Humana, generosa y sabia, así fue Matilde Ortega. Su sabiduría fue forjada bajo condiciones duras, lo que le llevó a la humildad. Su presencia en nuestra vida se alargó hasta nosotros gracias a Virginia, quien siempre la tuvo presente, aún después de su muerte. “Mi abuelita decía”, ¿cuántas veces escuché esa frase de labios de Virginia? Incontables. Y cada vez que Virginia empezaba a hablar con esa frase, después venía una enseñanza, era como una ola de sabiduría que llegaba gentilmente a nuestra playa.

Matilde Ortega, querida viejita, líder de una estirpe de mujeres aguerridas y hermosas. Recuerdo a mi abuela Marujita haciendo la mezcla de cemento y poniendo ladrillos en su casa de la calle Francia. Mi madre y mis tías valientes, luchadoras frente a todos los retos que tuvieron en sus vidas. Cada una, a su manera, abriéndose camino, demoliendo muros y paredes en medio de un mundo machista.

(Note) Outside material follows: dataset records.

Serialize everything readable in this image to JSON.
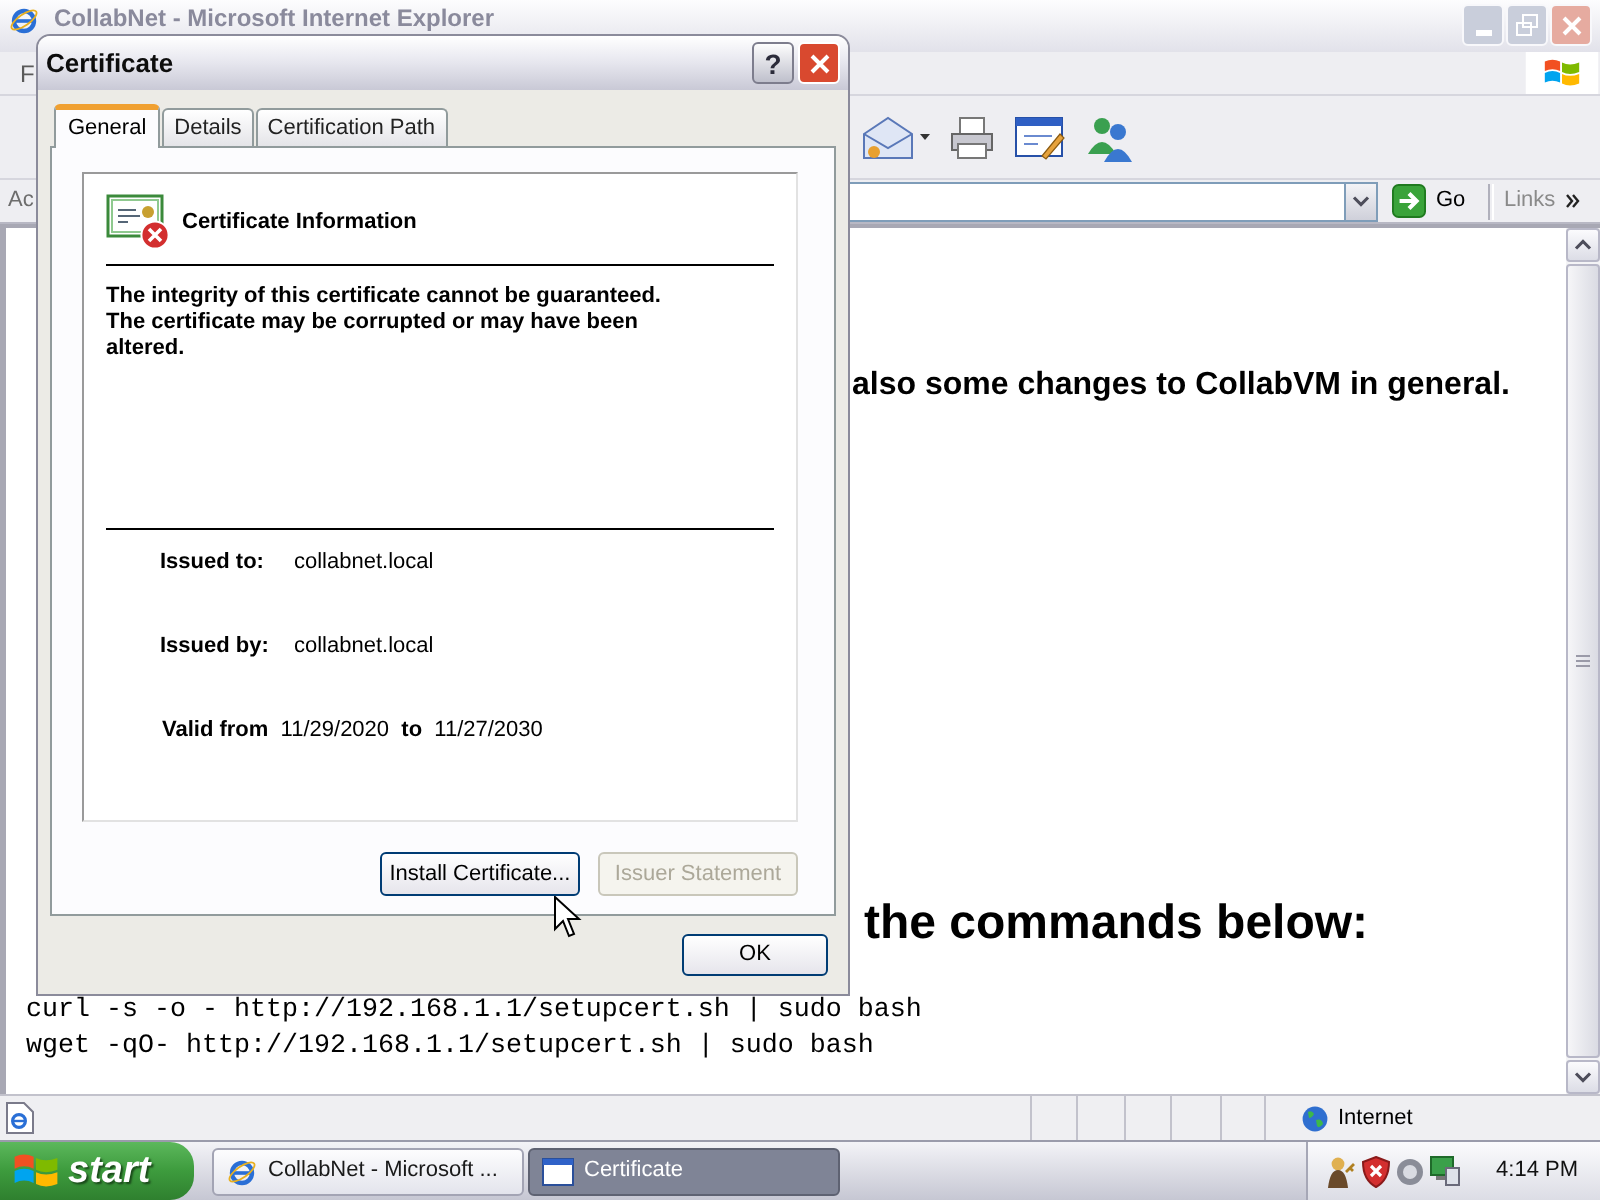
{
  "browser_window": {
    "title": "CollabNet - Microsoft Internet Explorer",
    "active": false,
    "menu_items": [
      "F"
    ],
    "address_bar": {
      "label": "Ac",
      "go_button": "Go",
      "links": "Links"
    },
    "page": {
      "paragraph_end": "also some changes to CollabVM in general.",
      "heading_end": "the commands below:",
      "code_lines": [
        "curl -s -o - http://192.168.1.1/setupcert.sh | sudo bash",
        "wget -qO- http://192.168.1.1/setupcert.sh | sudo bash"
      ]
    },
    "status_bar": {
      "zone": "Internet"
    }
  },
  "dialog": {
    "title": "Certificate",
    "help_button": "?",
    "tabs": [
      {
        "label": "General",
        "selected": true
      },
      {
        "label": "Details",
        "selected": false
      },
      {
        "label": "Certification Path",
        "selected": false
      }
    ],
    "heading": "Certificate Information",
    "message": "The integrity of this certificate cannot be guaranteed. The certificate may be corrupted or may have been altered.",
    "fields": [
      {
        "label": "Issued to:",
        "value": "collabnet.local"
      },
      {
        "label": "Issued by:",
        "value": "collabnet.local"
      }
    ],
    "validity": "**Valid from**  11/29/2020  **to**  11/27/2030",
    "buttons": [
      {
        "label": "Install Certificate...",
        "disabled": false
      },
      {
        "label": "Issuer Statement",
        "disabled": true
      }
    ],
    "ok_button": "OK"
  },
  "taskbar": {
    "start_button": "start",
    "tasks": [
      {
        "label": "CollabNet - Microsoft ...",
        "kind": "browser",
        "selected": false
      },
      {
        "label": "Certificate",
        "kind": "window",
        "selected": true
      }
    ],
    "clock": "4:14 PM"
  }
}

Ahora veo a mis hermanas, primas, sobrinas y sobrinas-nietas que siguen ampliando horizontes. Cada quien a su paso, cada quien a su ritmo. Quizás cayendo en algunas veces, en otras avanzando. Pero siempre aprendiendo y enseñando.

Son ellas las que han tomado, custodiado y llevado, quizás aún sin saberlo, el testigo que dejó aquella hermosa y aguerrida mujer que se llamó Matilde Ortega, mujer caminante y demoledora de muros.